Là-dessus, les syndicats se retirent. La présidente proclame la scession suspendue (elle reprendra le 26 septembre) . Abasourdi, je demande la réponse de la direction à cette accusation. Le Directeur Général des Services s’y colle.

Le DGS : C’est une règle d’or : on ne traite pas des cas individuels en CT. Mais [puisqu’il est terminé] je vais vous répondre. Nous ne nions pas le droit des agents de se soigner, et nous savons que les hôpitaux manquent de souplesse. Mais il y en a qui en profitent ! Cet agent met les autres agents de son service dans une grande souffrance, car ils doivent se partager le travail qu’il ne fait pas. Il produit des certificats médicaux... mais nous devons être vigilants.

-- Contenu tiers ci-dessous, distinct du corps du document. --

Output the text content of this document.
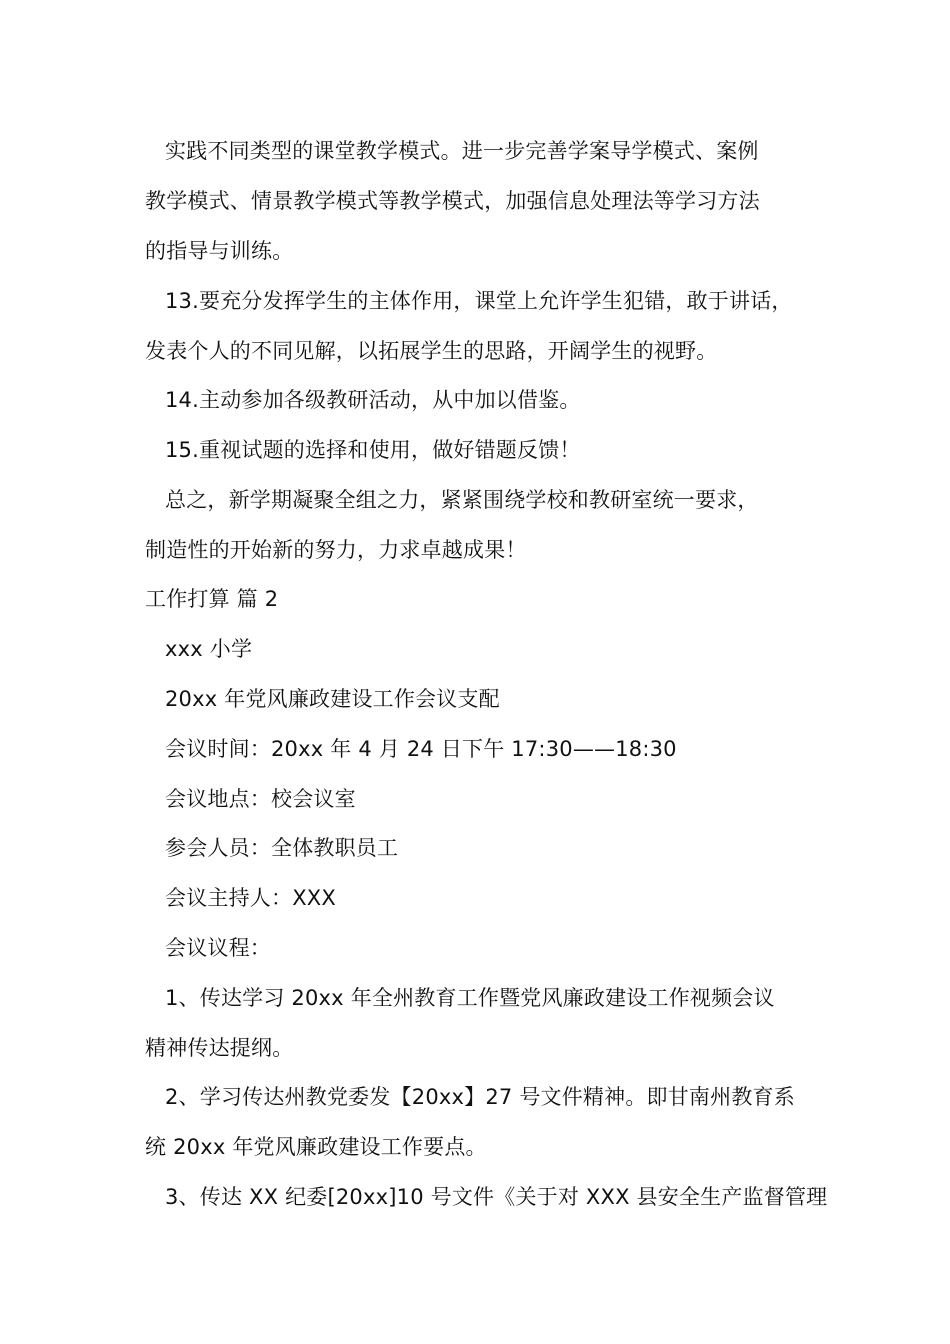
实践不同类型的课堂教学模式。进一步完善学案导学模式、案例
教学模式、情景教学模式等教学模式，加强信息处理法等学习方法
的指导与训练。
13.要充分发挥学生的主体作用，课堂上允许学生犯错，敢于讲话，
发表个人的不同见解，以拓展学生的思路，开阔学生的视野。
14.主动参加各级教研活动，从中加以借鉴。
15.重视试题的选择和使用，做好错题反馈！
总之，新学期凝聚全组之力，紧紧围绕学校和教研室统一要求，
制造性的开始新的努力，力求卓越成果！
工作打算 篇 2
xxx 小学
20xx 年党风廉政建设工作会议支配
会议时间：20xx 年 4 月 24 日下午 17:30——18:30
会议地点：校会议室
参会人员：全体教职员工
会议主持人：XXX
会议议程：
1、传达学习 20xx 年全州教育工作暨党风廉政建设工作视频会议
精神传达提纲。
2、学习传达州教党委发【20xx】27 号文件精神。即甘南州教育系
统 20xx 年党风廉政建设工作要点。
3、传达 XX 纪委[20xx]10 号文件《关于对 XXX 县安全生产监督管理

J’écoute, de plus en plus horrifié. Feue ma compagne Francine Comte, ancienne élue de Villejuif Autrement, quoique dans l’opposition, avait toujours été traitée avec respect par Mme Cordillot. Elle a pu tenir son rôle jusqu’au bout malgré 6 années de continuelles chimio, radiothérapies, opérations. Je sais que les soins du cancer obéissent à un protocole très strict, seulement contraint par les disponibilités techniques de l’hôpital.

Moi : Voulez-vous dire que ces certificats médicaux étaient de complaisance ?

DGS : Je n’ai pas dit ça....

Moi : Répondez par oui ou par non : a-t-on voulu empêcher l’agent d’aller à son rendez-vous de chimiothérapie ?

DGS : C’est plus compliqué...

Je me lève et leur lance : Vous devriez avoir honte. Je suis obligé par l’article 40 du code de procédure pénale de faire un signalement à la Procureure de la République pour mise en danger de la vie d’autrui. Et je sors.

J’appelle le syndicaliste qui me confirme point par point et me dit : Non, il n’a pas porté plainte : il nous dit qu’il doit se concentrer sur sa santé et ne pas se prendre la tête avec un procès. Je comprends. Je suis prêt à témoigner au cas où, mais c’est à l’agent de décider.

En principe, l’action publique se déclenche sur un signalement, même s’il n’y a pas de plainte. Mais notre expérience nous a montré que la justice est très lente en banlieue faute de moyens. Apparemment, il n’y a pas de suite à des signalements que nous avons envoyés à Mme la Procureure depuis 2 ans et demi.

Mais attention ! Cela ne veut pas dire que « la police ne fait rien, la justice s’en fiche ». Nous savons que trois services de police au moins (Créteil, Cachan, la Préfecture de Police) suivent les affaires en cours de la « majorité » villejuifoise, suite à des signalements. Selon une information venue du sein de la majorité le Bohellec, au mois de juin un élu de la liste le Bohellec, occupant un poste très important, a été placé en garde à vue (mais nous n’avons pu ni recouper par une seconde source indépendante, ni savoir à propos de quelle affaire).

En attendant, tous nos encouragements à cet agent : depuis des années, d’immenses progrès ont été fait dans la lutte contre le cancer.